There were many eager African Americans to join the army during World War 1 yet most provided a support services to the people were fighting the war. The amount that were involved compared during the war was a drastic small percentage. Even though they were serving the country just as much as Caucasian males were during the war, Brandis website stated most “faced systemic racial discrimination in the army and endured virulent hostility upon returning to their homes at the end of the war.” With the tension in the states were rising many African American families had moved to the north throughout the 1940s to essentially run away from the racial oppression and the political environment that were deeply rooted in the south. World War 1 had marked the beginning of the civil rights movement that would help make America equal.
In the 1917 the two months after the world war one had started congress had passed the Espionage Act, which had put in place, stated by history.com “essentially made it a crime for any person to convey information intended to interfere with the U.S. armed forces prosecution of the war effort or to promote the success of the country’s enemies.” If found guilty would be fined 10,000 dollars at the time and sentenced to 20 years in person. Ultimately, the United States didn’t want the American people to hinder the ongoing war against other counties, which could possibly harm other innocent citizens. The second part states that if anyone celebrates the nations enemy could be subjected to punishment, the concept was if your living on American soil then “cheer” for us not the other countries.
The following year in 1918 the congress had passed the Sedition Act that piggy backed on the concept of previously, but in a more extreme fashion that challenges the civil rights of the American people. On history.com says the Act “anyone found guilty of making false statements that interfered with the prosecution of the war; insulting or abusing the U.S. government, the flag, the Constitution, or the military; agitating against the production of necessary war materials; or advocating, teaching or defending any of these acts.” This practically strips the first amendment down for the citizens. Yet at the time the government was under the first Red Scare, which was fear the communities’ influences was going to bleed into the government. Ultimately, deeply frightened all the government with all the acts in place that was as they felt the only way to prevent from the event from happening.

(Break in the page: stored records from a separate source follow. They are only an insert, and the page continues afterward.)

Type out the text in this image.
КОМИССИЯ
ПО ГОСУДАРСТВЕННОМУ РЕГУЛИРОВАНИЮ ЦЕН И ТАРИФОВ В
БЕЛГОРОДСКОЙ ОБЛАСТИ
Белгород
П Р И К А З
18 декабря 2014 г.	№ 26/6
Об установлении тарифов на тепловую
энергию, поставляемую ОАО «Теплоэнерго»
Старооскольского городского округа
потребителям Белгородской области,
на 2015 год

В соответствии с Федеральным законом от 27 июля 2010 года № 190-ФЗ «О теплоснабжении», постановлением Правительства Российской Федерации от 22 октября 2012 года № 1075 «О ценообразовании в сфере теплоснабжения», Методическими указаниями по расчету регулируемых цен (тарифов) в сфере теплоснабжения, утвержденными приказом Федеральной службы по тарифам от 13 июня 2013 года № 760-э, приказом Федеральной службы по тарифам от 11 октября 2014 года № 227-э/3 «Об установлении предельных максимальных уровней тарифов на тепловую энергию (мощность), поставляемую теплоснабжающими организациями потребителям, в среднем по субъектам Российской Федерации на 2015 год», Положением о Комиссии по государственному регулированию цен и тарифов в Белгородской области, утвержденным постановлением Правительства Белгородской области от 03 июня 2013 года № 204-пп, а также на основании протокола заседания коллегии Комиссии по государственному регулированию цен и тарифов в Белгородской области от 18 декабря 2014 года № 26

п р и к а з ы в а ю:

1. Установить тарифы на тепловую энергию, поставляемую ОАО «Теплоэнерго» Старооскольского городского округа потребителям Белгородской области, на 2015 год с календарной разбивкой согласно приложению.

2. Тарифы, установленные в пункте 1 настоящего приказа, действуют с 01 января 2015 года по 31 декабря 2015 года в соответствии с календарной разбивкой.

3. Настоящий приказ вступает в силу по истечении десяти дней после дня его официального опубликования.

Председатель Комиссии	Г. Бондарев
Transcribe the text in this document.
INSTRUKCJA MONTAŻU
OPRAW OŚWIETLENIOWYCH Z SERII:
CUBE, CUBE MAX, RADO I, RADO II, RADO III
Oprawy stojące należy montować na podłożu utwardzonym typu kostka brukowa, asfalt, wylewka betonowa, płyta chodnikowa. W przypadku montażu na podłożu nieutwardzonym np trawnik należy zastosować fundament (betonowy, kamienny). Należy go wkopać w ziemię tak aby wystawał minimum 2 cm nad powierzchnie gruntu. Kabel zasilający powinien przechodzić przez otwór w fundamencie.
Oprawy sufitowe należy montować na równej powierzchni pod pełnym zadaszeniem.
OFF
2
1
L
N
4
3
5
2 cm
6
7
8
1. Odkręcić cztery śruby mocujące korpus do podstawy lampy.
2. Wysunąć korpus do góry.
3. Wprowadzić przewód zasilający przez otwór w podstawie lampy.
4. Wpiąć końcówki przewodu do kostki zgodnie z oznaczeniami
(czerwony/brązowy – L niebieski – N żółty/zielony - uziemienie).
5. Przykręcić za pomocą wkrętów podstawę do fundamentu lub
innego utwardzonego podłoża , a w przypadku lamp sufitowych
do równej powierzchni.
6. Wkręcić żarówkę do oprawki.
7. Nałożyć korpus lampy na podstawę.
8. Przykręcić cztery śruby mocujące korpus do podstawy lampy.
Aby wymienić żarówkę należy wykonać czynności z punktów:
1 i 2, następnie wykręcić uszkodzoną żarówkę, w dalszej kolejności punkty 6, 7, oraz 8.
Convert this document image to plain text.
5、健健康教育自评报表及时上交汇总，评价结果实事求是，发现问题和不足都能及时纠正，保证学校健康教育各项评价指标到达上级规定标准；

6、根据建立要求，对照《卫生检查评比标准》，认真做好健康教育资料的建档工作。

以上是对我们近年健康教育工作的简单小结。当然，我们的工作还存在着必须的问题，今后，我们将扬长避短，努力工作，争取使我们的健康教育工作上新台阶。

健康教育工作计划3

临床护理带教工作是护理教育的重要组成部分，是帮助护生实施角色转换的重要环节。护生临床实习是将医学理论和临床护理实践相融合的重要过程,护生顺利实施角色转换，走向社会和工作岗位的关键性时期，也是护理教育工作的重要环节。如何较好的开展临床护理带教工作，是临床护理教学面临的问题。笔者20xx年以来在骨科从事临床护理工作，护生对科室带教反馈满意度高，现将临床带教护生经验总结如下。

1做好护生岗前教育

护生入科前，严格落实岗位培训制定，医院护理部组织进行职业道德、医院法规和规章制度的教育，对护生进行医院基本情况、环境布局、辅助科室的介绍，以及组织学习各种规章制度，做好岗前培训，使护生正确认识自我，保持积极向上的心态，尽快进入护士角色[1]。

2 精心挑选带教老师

Yes, the national security justifies an alteration in the constitutional guarantee of civil liberties, and the American people understood why these changes were happening. But that doesn’t mean they were right in any sorts since parts of the acts that had come into place completely contradicted what the forefathers were set out to accomplished. At the time, it may have seemed like a good idea to somehow eliminate all the communist supporters from the country. With controversy decisions written as the law, there will be a guaranteed backlash from the people. As just like in the past with disagreements with the government, eventually citizens will start protesting.